Researchers at The Institute of Photonic Sciences (ICFO), a BIST centre, are part of a collaboration that has reported, in Nature Photonics, the observation of soliton formation with a power threshold dictated by geometry in photonic moiré lattices.
Take two identical layers of semi transparent material that have the same structure, put them one on top of the other, rotate them and look at them from above, and hexagonal patterns start to emerge. They are known as moiré patterns or moiré lattices.
Moiré lattices are used every day in applications such as art, textile industry, architecture, as well as image processing, metrology and interferometry. They have been a matter of major interest in science, since they are easily produced using coupled graphene–hexagonal boron nitride monolayers, graphene–graphene layers and graphene quasicrystals on a silicon carbide surface and have proven to generate different states of matter upon rotating or twisting the layers to a certain angle, opening to a new realm of richer physics to be investigated. A few years ago scientists at MIT let by Prof. Pablo Jarillo-Herrero found a new type of unconventional superconductivity in twisted bilayer graphene that forms a moiré lattice. Since then, an explosion of new physics has occurred, which includes several landmark contributions by the ICFO team led by Prof. Efetov that unveiled a new zoo of unobserved states in such structures.
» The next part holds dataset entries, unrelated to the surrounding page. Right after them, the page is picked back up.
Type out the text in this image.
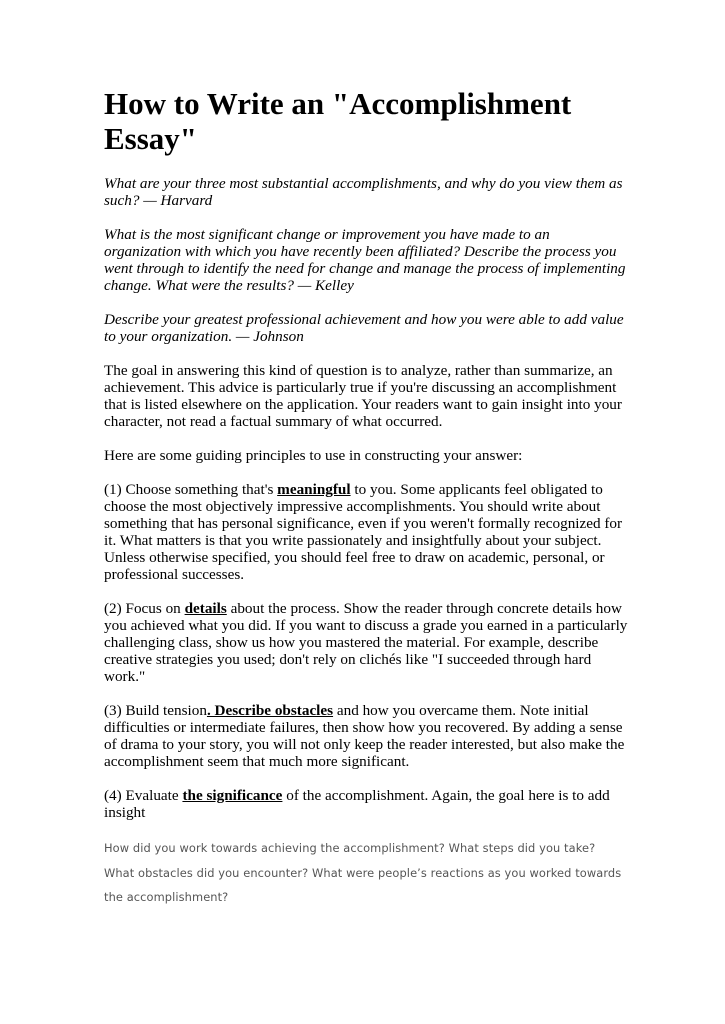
How to Write an "Accomplishment Essay"

What are your three most substantial accomplishments, and why do you view them as such? — Harvard

What is the most significant change or improvement you have made to an organization with which you have recently been affiliated? Describe the process you went through to identify the need for change and manage the process of implementing change. What were the results? — Kelley

Describe your greatest professional achievement and how you were able to add value to your organization. — Johnson

The goal in answering this kind of question is to analyze, rather than summarize, an achievement. This advice is particularly true if you're discussing an accomplishment that is listed elsewhere on the application. Your readers want to gain insight into your character, not read a factual summary of what occurred.

Here are some guiding principles to use in constructing your answer:

(1) Choose something that's meaningful to you. Some applicants feel obligated to choose the most objectively impressive accomplishments. You should write about something that has personal significance, even if you weren't formally recognized for it. What matters is that you write passionately and insightfully about your subject. Unless otherwise specified, you should feel free to draw on academic, personal, or professional successes.

(2) Focus on details about the process. Show the reader through concrete details how you achieved what you did. If you want to discuss a grade you earned in a particularly challenging class, show us how you mastered the material. For example, describe creative strategies you used; don't rely on clichés like "I succeeded through hard work."

(3) Build tension. Describe obstacles and how you overcame them. Note initial difficulties or intermediate failures, then show how you recovered. By adding a sense of drama to your story, you will not only keep the reader interested, but also make the accomplishment seem that much more significant.

(4) Evaluate the significance of the accomplishment. Again, the goal here is to add insight

How did you work towards achieving the accomplishment? What steps did you take? What obstacles did you encounter? What were people’s reactions as you worked towards the accomplishment?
In a different realm of Physics, a team of scientists in a long-standing collaboration between ICFO researchers Prof. Yaroslav Kartashov and Prof. Lluis Torner, the former having been post-doctoral researcher in the same group as Prof Fangwei Ye (currently full professor at the Shanghai Jiao Tong University, where the experiments were conducted), and Prof. Vladimir Konotop in Lisbon, reported early this year in Nature the observation of the transition from delocalisation to localisation in two-dimensional patterns, afforded by the properties of the moiré structures with fundamentally different geometries (periodic, general aperiodic, and quasicrystal).
Now moiré lattices optically-induced in a photorefractive nonlinear crystal have been employed to observe the formation of optical solitons under different geometrical conditions controlled by the twisting angle between the constitutive sublattices. The behavior of the soliton formation threshold was confirmed to be directly linked to the band structure of the moiré lattices resulting from the different twisting angles of the sublattices and, in particular, of the band-flattening associated to the geometry of the lattices. Similar phenomena are anticipated to occur in moiré patterns composed of sublattices of other crystallographic symmetries and in other physical systems where flat-bands induced by geometry arise. The results were published in Nature Photonics.